Among the things Ohr said he learned from Steele during the breakfast was that an unnamed former Russian intelligence official had said that Russian intelligence believed "they had Trump over a barrel," according to people familiar with the meeting. It was not clear from Ohr's interview whether Steele had been directly told that or had picked that up through his contacts, but the broader sentiment is echoed in Steele's research dossier.
Steele and Ohr, at the time of the election a senior official in the deputy attorney general's office, had first met a decade earlier and bonded over a shared interest in international organized crime. They met several times during the presidential campaign, a relationship that exposed both men and federal law enforcement more generally to partisan criticism, including from Trump.
Republicans contend the FBI relied excessively on the dossier during its investigation and to obtain a secret wiretap application on Trump campaign aide Carter Page. They also say Ohr went outside his job description and chain of command by meeting with Steele, including after his termination as a FBI source, and then relaying information to the FBI.
Trump this month proposed stripping Ohr, who until this year had been largely anonymous during his decades-long Justice Department career, of his security clearance and has asked "how the hell" he remains employed.
Trump has called the Russia investigation a "witch hunt" and has denied any collusion between his campaign and Moscow.
Trump and some of his supporters in Congress have also accused the FBI of launching the entire Russia counterintelligence investigation based on the dossier. But memos authored by Republicans and Democrats and declassified this year show the probe was triggered by information the U.S. government received earlier about the Russian contacts of then-Trump campaign foreign policy adviser, George Papadopoulos.
The FBI's investigation was already under way by the time it received Steele's dossier, and Ohr was not the original source of information from it.

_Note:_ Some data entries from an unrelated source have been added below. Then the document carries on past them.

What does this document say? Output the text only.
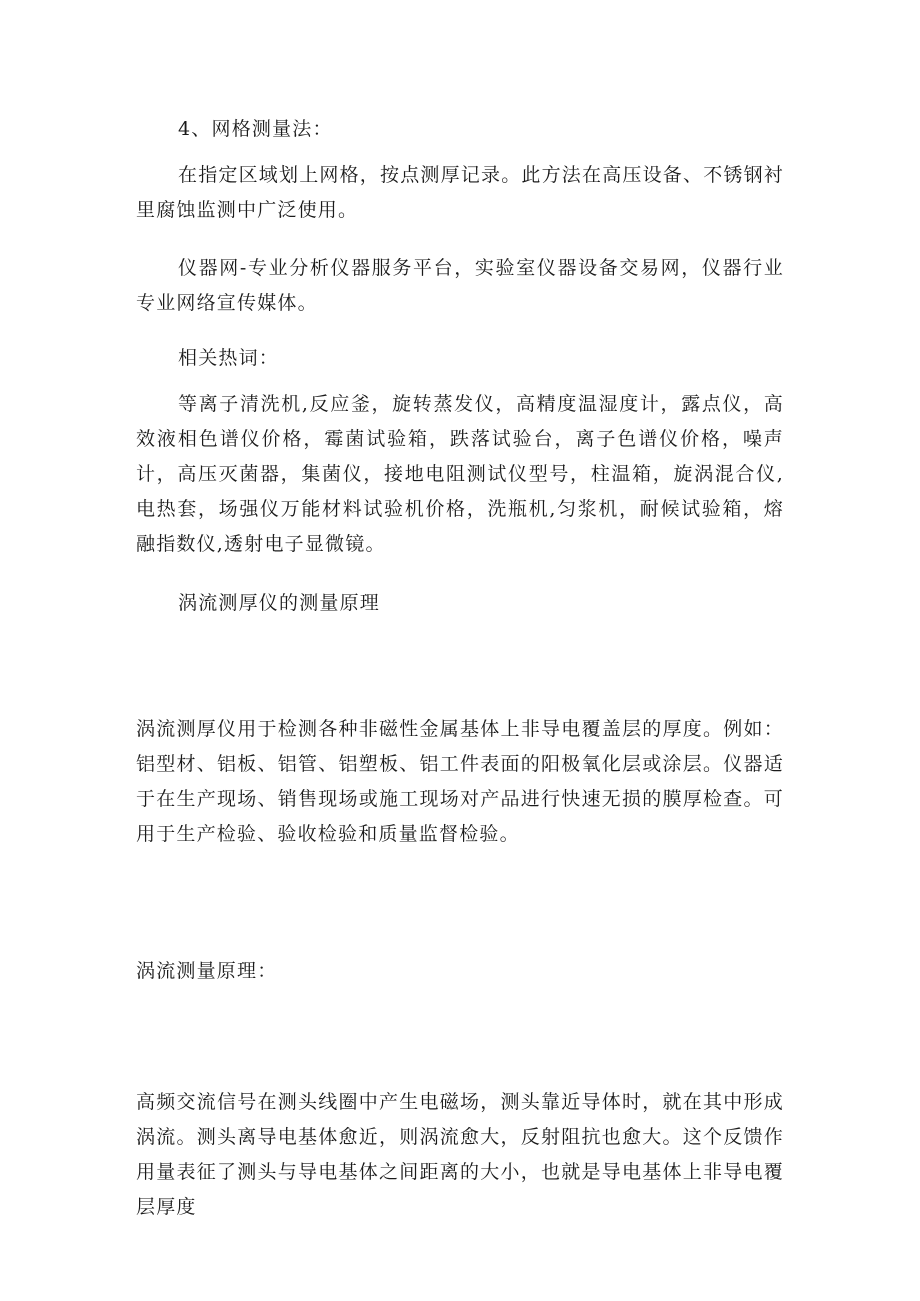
4、网格测量法：

在指定区域划上网格，按点测厚记录。此方法在高压设备、不锈钢衬里腐蚀监测中广泛使用。

仪器网-专业分析仪器服务平台，实验室仪器设备交易网，仪器行业专业网络宣传媒体。

相关热词：

等离子清洗机,反应釜，旋转蒸发仪，高精度温湿度计，露点仪，高效液相色谱仪价格，霉菌试验箱，跌落试验台，离子色谱仪价格，噪声计，高压灭菌器，集菌仪，接地电阻测试仪型号，柱温箱，旋涡混合仪,电热套，场强仪万能材料试验机价格，洗瓶机,匀浆机，耐候试验箱，熔融指数仪,透射电子显微镜。

涡流测厚仪的测量原理

涡流测厚仪用于检测各种非磁性金属基体上非导电覆盖层的厚度。例如：铝型材、铝板、铝管、铝塑板、铝工件表面的阳极氧化层或涂层。仪器适于在生产现场、销售现场或施工现场对产品进行快速无损的膜厚检查。可用于生产检验、验收检验和质量监督检验。

涡流测量原理：

高频交流信号在测头线圈中产生电磁场，测头靠近导体时，就在其中形成涡流。测头离导电基体愈近，则涡流愈大，反射阻抗也愈大。这个反馈作用量表征了测头与导电基体之间距离的大小，也就是导电基体上非导电覆层厚度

One of the meetings described to House lawmakers Tuesday was a Washington breakfast attended by Steele, an associate of his and Ohr. Ohr's wife, Nellie, who worked for the political research firm, Fusion GPS, that hired Steele, attended at least part of the breakfast.
Ohr also told Congress that Steele told him that Page, a Trump campaign aide who traveled to Moscow that same month and whose ties to Russia attracted FBI scrutiny, had met with more senior Russian officials than he had acknowledged meeting with.